This is a companion reference for IRSx, a python library intended to turn the IRS' versioned XML tax form 990's into python objects, .json, .csv or human readable text with original line number and description. There's more documentation available in the README and additional examples in the cookbook. It works in two modes:
Most of the library is devoted to organizing tax data into consistently named and formatted data structures. That's done using three .csv files that ship with IRSx (see the /metadata/ directory) variables.csv, groups.csv and schedule_parts.csv files; this site provides a clickable reference to the overall layout, forms, repeating groups, xpaths, and variables (a grouping of xpaths that refer to the same quantity).

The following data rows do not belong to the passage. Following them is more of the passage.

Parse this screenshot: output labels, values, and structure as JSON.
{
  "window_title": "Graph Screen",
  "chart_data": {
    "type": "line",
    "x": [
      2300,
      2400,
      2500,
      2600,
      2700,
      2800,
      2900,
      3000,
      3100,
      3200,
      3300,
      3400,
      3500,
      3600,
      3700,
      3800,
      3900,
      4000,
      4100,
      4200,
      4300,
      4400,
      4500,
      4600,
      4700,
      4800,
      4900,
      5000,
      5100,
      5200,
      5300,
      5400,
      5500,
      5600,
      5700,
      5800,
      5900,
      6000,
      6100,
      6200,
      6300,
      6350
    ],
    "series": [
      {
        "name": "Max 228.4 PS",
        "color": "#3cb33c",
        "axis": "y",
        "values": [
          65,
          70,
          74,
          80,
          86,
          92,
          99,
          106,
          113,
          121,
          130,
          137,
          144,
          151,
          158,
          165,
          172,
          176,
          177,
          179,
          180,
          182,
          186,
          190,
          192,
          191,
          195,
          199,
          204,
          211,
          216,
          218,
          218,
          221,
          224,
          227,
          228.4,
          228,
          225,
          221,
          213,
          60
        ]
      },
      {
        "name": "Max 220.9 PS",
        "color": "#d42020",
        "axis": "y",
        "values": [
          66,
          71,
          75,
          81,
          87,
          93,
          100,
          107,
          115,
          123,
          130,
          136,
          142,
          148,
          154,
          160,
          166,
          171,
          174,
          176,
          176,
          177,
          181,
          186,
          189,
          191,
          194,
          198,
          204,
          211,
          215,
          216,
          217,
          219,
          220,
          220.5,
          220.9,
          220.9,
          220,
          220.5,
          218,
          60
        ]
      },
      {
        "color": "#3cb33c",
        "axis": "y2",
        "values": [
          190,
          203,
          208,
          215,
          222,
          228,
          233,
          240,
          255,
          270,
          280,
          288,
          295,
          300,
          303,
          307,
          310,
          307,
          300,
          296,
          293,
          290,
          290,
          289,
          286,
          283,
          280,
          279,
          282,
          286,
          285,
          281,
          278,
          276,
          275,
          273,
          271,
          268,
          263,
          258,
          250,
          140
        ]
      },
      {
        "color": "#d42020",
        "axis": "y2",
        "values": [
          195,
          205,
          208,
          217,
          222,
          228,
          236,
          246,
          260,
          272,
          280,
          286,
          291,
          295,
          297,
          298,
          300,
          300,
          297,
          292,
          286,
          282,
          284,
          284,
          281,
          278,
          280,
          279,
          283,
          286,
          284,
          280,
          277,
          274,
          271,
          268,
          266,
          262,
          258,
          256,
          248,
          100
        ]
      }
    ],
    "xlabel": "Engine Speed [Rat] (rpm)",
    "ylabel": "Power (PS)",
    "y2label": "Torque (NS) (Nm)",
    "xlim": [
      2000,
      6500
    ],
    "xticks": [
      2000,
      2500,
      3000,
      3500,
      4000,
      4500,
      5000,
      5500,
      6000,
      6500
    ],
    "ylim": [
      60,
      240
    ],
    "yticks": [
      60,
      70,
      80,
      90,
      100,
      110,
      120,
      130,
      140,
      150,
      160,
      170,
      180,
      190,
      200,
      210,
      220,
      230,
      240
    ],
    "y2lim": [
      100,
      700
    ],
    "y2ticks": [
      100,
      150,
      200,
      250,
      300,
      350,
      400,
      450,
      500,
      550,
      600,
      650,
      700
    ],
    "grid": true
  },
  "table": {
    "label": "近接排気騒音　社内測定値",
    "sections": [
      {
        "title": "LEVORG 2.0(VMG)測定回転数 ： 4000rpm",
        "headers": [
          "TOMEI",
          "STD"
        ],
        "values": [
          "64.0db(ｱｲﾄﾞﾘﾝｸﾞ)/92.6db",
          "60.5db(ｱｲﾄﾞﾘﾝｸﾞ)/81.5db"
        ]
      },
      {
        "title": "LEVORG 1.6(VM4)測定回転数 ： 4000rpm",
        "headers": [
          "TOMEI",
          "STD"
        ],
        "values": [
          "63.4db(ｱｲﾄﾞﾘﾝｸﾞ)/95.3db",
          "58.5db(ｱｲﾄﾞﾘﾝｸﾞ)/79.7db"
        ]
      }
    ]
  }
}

Investigators familiar with nonprofits are generally acquainted with the paper / electronic filings released as documents by the IRS; translating how to extract a particular line item from a filed tax return to an variable in a spreadsheet is the most common use case. If you're not familiar with the returns themselves, you may want to spend some time looking at completed returns or samples.
Once you've found an actual line item in a return (ideally one from 2015 or 2016), go to the forms page and locate the corresponding part in the data structure. Note that "repeating" items (example: the directors of the nonprofit) are listed separately (and would be imported to a different table in a relational database). Clicking on the name of the form part or the repeating group should bring you to a page listing all of the associated variables. Note that some 'repeating' variables are only one code long (e.g. the list of state a return is filed to). Make sure you figure out whether the variable is in a repeating group or in a form part, and make sure you know the variable name or "db name" assigned to it.
Accessing the data
The IRSx documentation addresses in some detail how to access the data by the variable names once you've identified the form, the form part, the repeating group name (if it's a repeating group) and the group name.
What is Part 0?
The tax forms / schedules that IRS releases are divided into parts. However, some material is contained at the top of the form prior to the start of 'Part I'. When material is encountered here, it is listed as being part of a made up part 0 for convenience.
About the data available
Nonprofits in the United States must make their tax returns (aka form 990, 990EZ or 990PF) available electronically. Although these files have been submitted *to* the IRS in .xml, an electronic format, for years the IRS had refused to release the raw files and released only images of the submissions. Following a lawsuit by Carl Malamud, the IRS has begun releasing the original xml filings, primarily as an AWS public dataset. Not all nonprofits must file electronically (though rules require those of a certain size to; various estimates put the current rate of e-filing at 60-80%).
This project was originally built for ProPublica, an independent, nonprofit newsroom that runs NonProfit Explorer, a database of nonprofit organizations, their tax returns, and federal audits of them when available. This repository was originally written and maintained by Jacob Fenton, who is responsible for any errors.
Thanks also to Tyler Davis for testing an open source release candidate and suggesting improvements.
The data in this release was current as of IRSx 0.0.10 on March 7, 2018.